Natural Language Processing Journal (Dec 2024)
Recent advancements in automatic disordered speech recognition: A survey paper
Abstract
Automatic Speech Recognition (ASR) technology has recently witnessed a paradigm shift with respect to performance accuracy. Nevertheless, impaired speech remains a significant challenge, evidenced by the inadequate accuracy of existing ASR solutions. This lacking is reported in various research reports. While this lacking has motivated new directions in Automatic Disordered Speech Recognition (ADSR), the gap between ASR performance accuracy and that of ADSR remains significant.

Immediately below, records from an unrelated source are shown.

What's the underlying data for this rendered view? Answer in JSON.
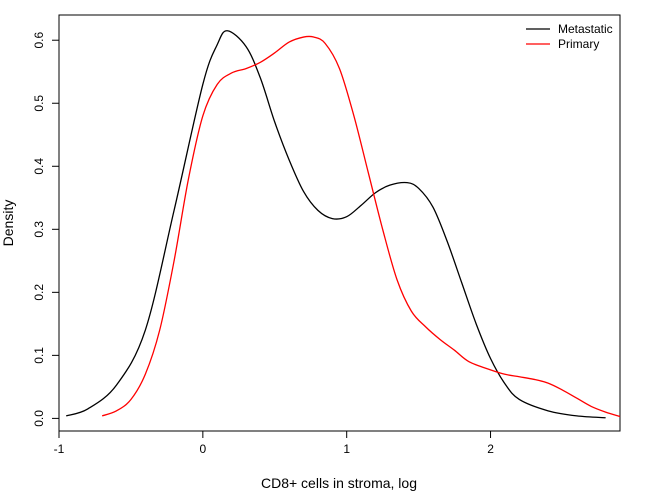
{
  "chart_data": {
    "type": "line",
    "title": "",
    "xlabel": "CD8+ cells in stroma, log",
    "ylabel": "Density",
    "xlim": [
      -1,
      2.9
    ],
    "ylim": [
      -0.02,
      0.64
    ],
    "xticks": [
      -1,
      0,
      1,
      2
    ],
    "yticks": [
      0.0,
      0.1,
      0.2,
      0.3,
      0.4,
      0.5,
      0.6
    ],
    "grid": false,
    "legend_position": "top-right",
    "series": [
      {
        "name": "Metastatic",
        "color": "#000000",
        "x": [
          -0.95,
          -0.8,
          -0.6,
          -0.4,
          -0.2,
          0.0,
          0.1,
          0.17,
          0.3,
          0.4,
          0.5,
          0.6,
          0.7,
          0.8,
          0.9,
          1.0,
          1.1,
          1.2,
          1.3,
          1.42,
          1.5,
          1.6,
          1.7,
          1.8,
          1.9,
          2.0,
          2.1,
          2.2,
          2.4,
          2.6,
          2.8
        ],
        "y": [
          0.004,
          0.015,
          0.053,
          0.14,
          0.33,
          0.53,
          0.593,
          0.615,
          0.59,
          0.54,
          0.47,
          0.41,
          0.36,
          0.33,
          0.317,
          0.32,
          0.338,
          0.358,
          0.37,
          0.374,
          0.365,
          0.335,
          0.28,
          0.215,
          0.15,
          0.095,
          0.055,
          0.03,
          0.012,
          0.004,
          0.001
        ]
      },
      {
        "name": "Primary",
        "color": "#ff0000",
        "x": [
          -0.7,
          -0.6,
          -0.5,
          -0.4,
          -0.3,
          -0.2,
          -0.1,
          0.0,
          0.1,
          0.2,
          0.3,
          0.4,
          0.5,
          0.6,
          0.7,
          0.77,
          0.85,
          0.95,
          1.05,
          1.15,
          1.25,
          1.35,
          1.45,
          1.55,
          1.65,
          1.75,
          1.85,
          2.0,
          2.1,
          2.2,
          2.3,
          2.4,
          2.5,
          2.6,
          2.7,
          2.8,
          2.9
        ],
        "y": [
          0.004,
          0.012,
          0.03,
          0.07,
          0.14,
          0.25,
          0.38,
          0.48,
          0.53,
          0.548,
          0.555,
          0.565,
          0.58,
          0.597,
          0.605,
          0.605,
          0.595,
          0.555,
          0.48,
          0.39,
          0.3,
          0.22,
          0.17,
          0.145,
          0.125,
          0.108,
          0.09,
          0.077,
          0.07,
          0.066,
          0.062,
          0.056,
          0.045,
          0.032,
          0.019,
          0.01,
          0.003
        ]
      }
    ]
  }
}
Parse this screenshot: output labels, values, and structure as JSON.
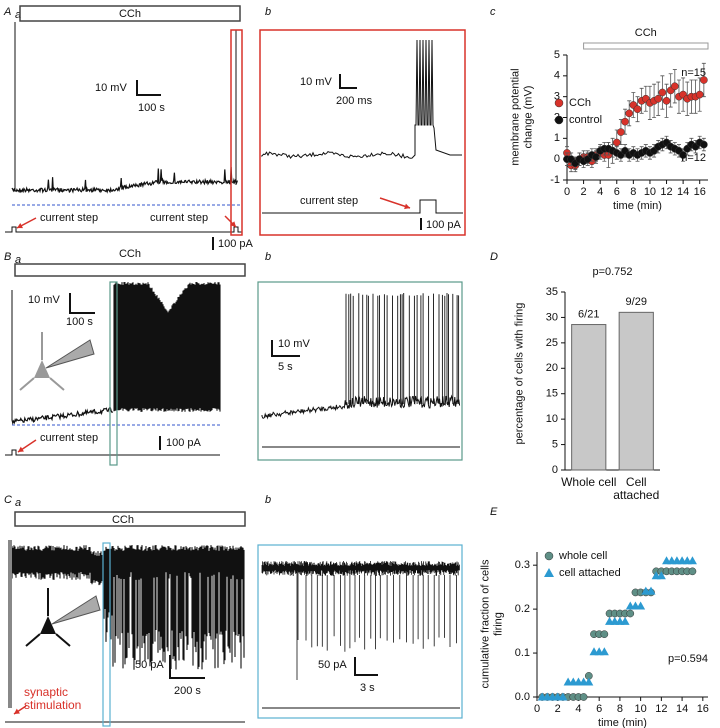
{
  "chart_data": [
    {
      "type": "scatter",
      "label": "c",
      "bar_label": "CCh",
      "bar_span": [
        2,
        17
      ],
      "x_label": "time (min)",
      "y_label": "membrane potential change (mV)",
      "x": [
        0,
        0.5,
        1,
        1.5,
        2,
        2.5,
        3,
        3.5,
        4,
        4.5,
        5,
        5.5,
        6,
        6.5,
        7,
        7.5,
        8,
        8.5,
        9,
        9.5,
        10,
        10.5,
        11,
        11.5,
        12,
        12.5,
        13,
        13.5,
        14,
        14.5,
        15,
        15.5,
        16,
        16.5
      ],
      "series": [
        {
          "name": "CCh",
          "color": "#d8322a",
          "marker": "circle",
          "values": [
            0.3,
            -0.3,
            -0.3,
            0,
            0.1,
            0.1,
            -0.1,
            0.2,
            0.3,
            0.2,
            0.2,
            0.4,
            0.8,
            1.3,
            1.8,
            2.2,
            2.6,
            2.4,
            2.8,
            2.9,
            2.7,
            2.8,
            2.9,
            3.2,
            2.8,
            3.3,
            3.5,
            3.0,
            3.1,
            2.9,
            3.0,
            3.0,
            3.1,
            3.8
          ],
          "errors": [
            0.3,
            0.3,
            0.3,
            0.3,
            0.3,
            0.3,
            0.3,
            0.3,
            0.3,
            0.3,
            0.6,
            0.6,
            0.6,
            0.6,
            0.6,
            0.6,
            0.6,
            0.6,
            0.6,
            0.6,
            0.8,
            0.8,
            0.8,
            0.8,
            0.8,
            0.8,
            0.8,
            0.8,
            0.8,
            0.8,
            0.8,
            0.8,
            0.8,
            0.8
          ]
        },
        {
          "name": "control",
          "color": "#111111",
          "marker": "circle",
          "values": [
            0,
            0,
            -0.2,
            0,
            -0.1,
            0,
            0.2,
            0.1,
            0.4,
            0.5,
            0.5,
            0.4,
            0.3,
            0.2,
            0.4,
            0.2,
            0.3,
            0.2,
            0.3,
            0.4,
            0.3,
            0.4,
            0.6,
            0.7,
            0.8,
            0.6,
            0.5,
            0.4,
            0.2,
            0.5,
            0.7,
            0.6,
            0.8,
            0.7
          ],
          "errors": [
            0.3,
            0.3,
            0.3,
            0.3,
            0.3,
            0.3,
            0.3,
            0.3,
            0.3,
            0.3,
            0.3,
            0.3,
            0.3,
            0.3,
            0.3,
            0.3,
            0.3,
            0.3,
            0.3,
            0.3,
            0.3,
            0.3,
            0.3,
            0.3,
            0.3,
            0.3,
            0.3,
            0.3,
            0.3,
            0.3,
            0.3,
            0.3,
            0.3,
            0.3
          ]
        }
      ],
      "annotations": [
        "n=15",
        "n=12"
      ],
      "xlim": [
        0,
        17
      ],
      "xticks": [
        0,
        2,
        4,
        6,
        8,
        10,
        12,
        14,
        16
      ],
      "ylim": [
        -1,
        5
      ],
      "yticks": [
        -1,
        0,
        1,
        2,
        3,
        4,
        5
      ],
      "legend": "upper left"
    },
    {
      "type": "bar",
      "label": "D",
      "subtitle": "p=0.752",
      "y_label": "percentage of cells with firing",
      "categories": [
        "Whole cell",
        "Cell attached"
      ],
      "values": [
        28.6,
        31.0
      ],
      "color": "#c8c8c8",
      "annotations": [
        "6/21",
        "9/29"
      ],
      "annotation_colors": [
        "#5f8f86",
        "#2c9ad1"
      ],
      "ylim": [
        0,
        35
      ],
      "yticks": [
        0,
        5,
        10,
        15,
        20,
        25,
        30,
        35
      ]
    },
    {
      "type": "scatter",
      "label": "E",
      "annotation": "p=0.594",
      "x_label": "time (min)",
      "y_label": "cumulative fraction of cells firing",
      "x": [
        0.5,
        1,
        1.5,
        2,
        2.5,
        3,
        3.5,
        4,
        4.5,
        5,
        5.5,
        6,
        6.5,
        7,
        7.5,
        8,
        8.5,
        9,
        9.5,
        10,
        10.5,
        11,
        11.5,
        12,
        12.5,
        13,
        13.5,
        14,
        14.5,
        15
      ],
      "series": [
        {
          "name": "whole cell",
          "color": "#5f8f86",
          "marker": "circle",
          "values": [
            0,
            0,
            0,
            0,
            0,
            0,
            0,
            0,
            0,
            0.048,
            0.143,
            0.143,
            0.143,
            0.19,
            0.19,
            0.19,
            0.19,
            0.19,
            0.238,
            0.238,
            0.238,
            0.238,
            0.286,
            0.286,
            0.286,
            0.286,
            0.286,
            0.286,
            0.286,
            0.286
          ]
        },
        {
          "name": "cell attached",
          "color": "#2c9ad1",
          "marker": "triangle",
          "values": [
            0,
            0,
            0,
            0,
            0,
            0.034,
            0.034,
            0.034,
            0.034,
            0.034,
            0.103,
            0.103,
            0.103,
            0.172,
            0.172,
            0.172,
            0.172,
            0.207,
            0.207,
            0.207,
            0.241,
            0.241,
            0.276,
            0.276,
            0.31,
            0.31,
            0.31,
            0.31,
            0.31,
            0.31
          ]
        }
      ],
      "xlim": [
        0,
        16.5
      ],
      "xticks": [
        0,
        2,
        4,
        6,
        8,
        10,
        12,
        14,
        16
      ],
      "ylim": [
        0,
        0.33
      ],
      "yticks": [
        {
          "value": 0,
          "label": "0.0"
        },
        0.1,
        0.2,
        0.3
      ],
      "legend": "upper left"
    }
  ],
  "panels": {
    "Aa": {
      "label": "A",
      "sub": "a",
      "bar": "CCh",
      "scale_v": "10 mV",
      "scale_t": "100 s",
      "scale_i": "100 pA",
      "note1": "current step",
      "note2": "current step"
    },
    "Ab": {
      "label": "b",
      "scale_v": "10 mV",
      "scale_t": "200 ms",
      "scale_i": "100 pA",
      "note": "current step"
    },
    "Ba": {
      "label": "B",
      "sub": "a",
      "bar": "CCh",
      "scale_v": "10 mV",
      "scale_t": "100 s",
      "scale_i": "100 pA",
      "note": "current step"
    },
    "Bb": {
      "label": "b",
      "scale_v": "10 mV",
      "scale_t": "5 s"
    },
    "Ca": {
      "label": "C",
      "sub": "a",
      "bar": "CCh",
      "scale_i": "50 pA",
      "scale_t": "200 s",
      "note": "synaptic stimulation"
    },
    "Cb": {
      "label": "b",
      "scale_i": "50 pA",
      "scale_t": "3 s"
    }
  }
}
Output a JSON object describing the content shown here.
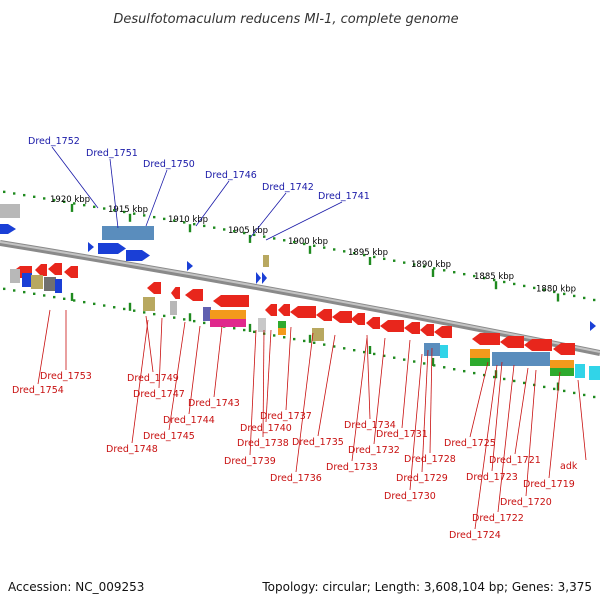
{
  "title": "Desulfotomaculum reducens MI-1, complete genome",
  "footer": {
    "accession": "Accession: NC_009253",
    "topology": "Topology: circular; Length: 3,608,104 bp; Genes: 3,375"
  },
  "ticks": [
    "1920 kbp",
    "1915 kbp",
    "1910 kbp",
    "1905 kbp",
    "1900 kbp",
    "1895 kbp",
    "1890 kbp",
    "1885 kbp",
    "1880 kbp"
  ],
  "upper_labels": [
    "Dred_1752",
    "Dred_1751",
    "Dred_1750",
    "Dred_1746",
    "Dred_1742",
    "Dred_1741"
  ],
  "lower_labels": [
    "Dred_1753",
    "Dred_1754",
    "Dred_1749",
    "Dred_1747",
    "Dred_1748",
    "Dred_1743",
    "Dred_1744",
    "Dred_1745",
    "Dred_1737",
    "Dred_1740",
    "Dred_1738",
    "Dred_1739",
    "Dred_1736",
    "Dred_1735",
    "Dred_1734",
    "Dred_1733",
    "Dred_1732",
    "Dred_1731",
    "Dred_1728",
    "Dred_1729",
    "Dred_1730",
    "Dred_1725",
    "Dred_1723",
    "Dred_1722",
    "Dred_1724",
    "Dred_1721",
    "Dred_1720",
    "Dred_1719",
    "adk"
  ],
  "colors": {
    "backbone": "#8a8a8a",
    "forward_gene": "#1a3fd6",
    "reverse_gene": "#e8261c",
    "tick_mark": "#1f8a1f",
    "upper_label": "#1a1aa8",
    "lower_label": "#c81010"
  }
}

In this paper, we report a consolidated account of research work conducted to date to address this gap, highlighting the root causes of such performance discrepancy and discussing prominent research directions in this area. The paper raises some fundamental issues and challenges that ADSR research faces today. Firstly, we discuss the adequacy of impaired speech representation in existing datasets, in terms of the diversity of speech impairments, speech continuity, speech style, vocabulary, age group, and the environments of the data collection process. We argue that disordered speech is poorly represented in the existing datasets; thus, it is expected that several fundamental components needed for training ADSR models are absent. Most of the open-access databases of impaired speech focus on adult dysarthric speakers, ignoring a wide spectrum of speech disorders and age groups. Furthermore, the paper reviews prominent research directions adopted by the ADSR research community in its effort to advance speech recognition technology for impaired speakers. We categorize this research effort into directions such as personalized models, model adaptation, data augmentation, and multi-modal learning. Although these research directions have advanced the performance of ADSR models, we believe there is still potential for further advancement since current efforts, in essence, make the false assumption that there is a limited distribution shift between the source and target data. Finally, we stress the need to investigate performance measures other than Word Error Rate (WER)- measures that can reliably encode the contribution of erroneous output tokens in the final uttered message.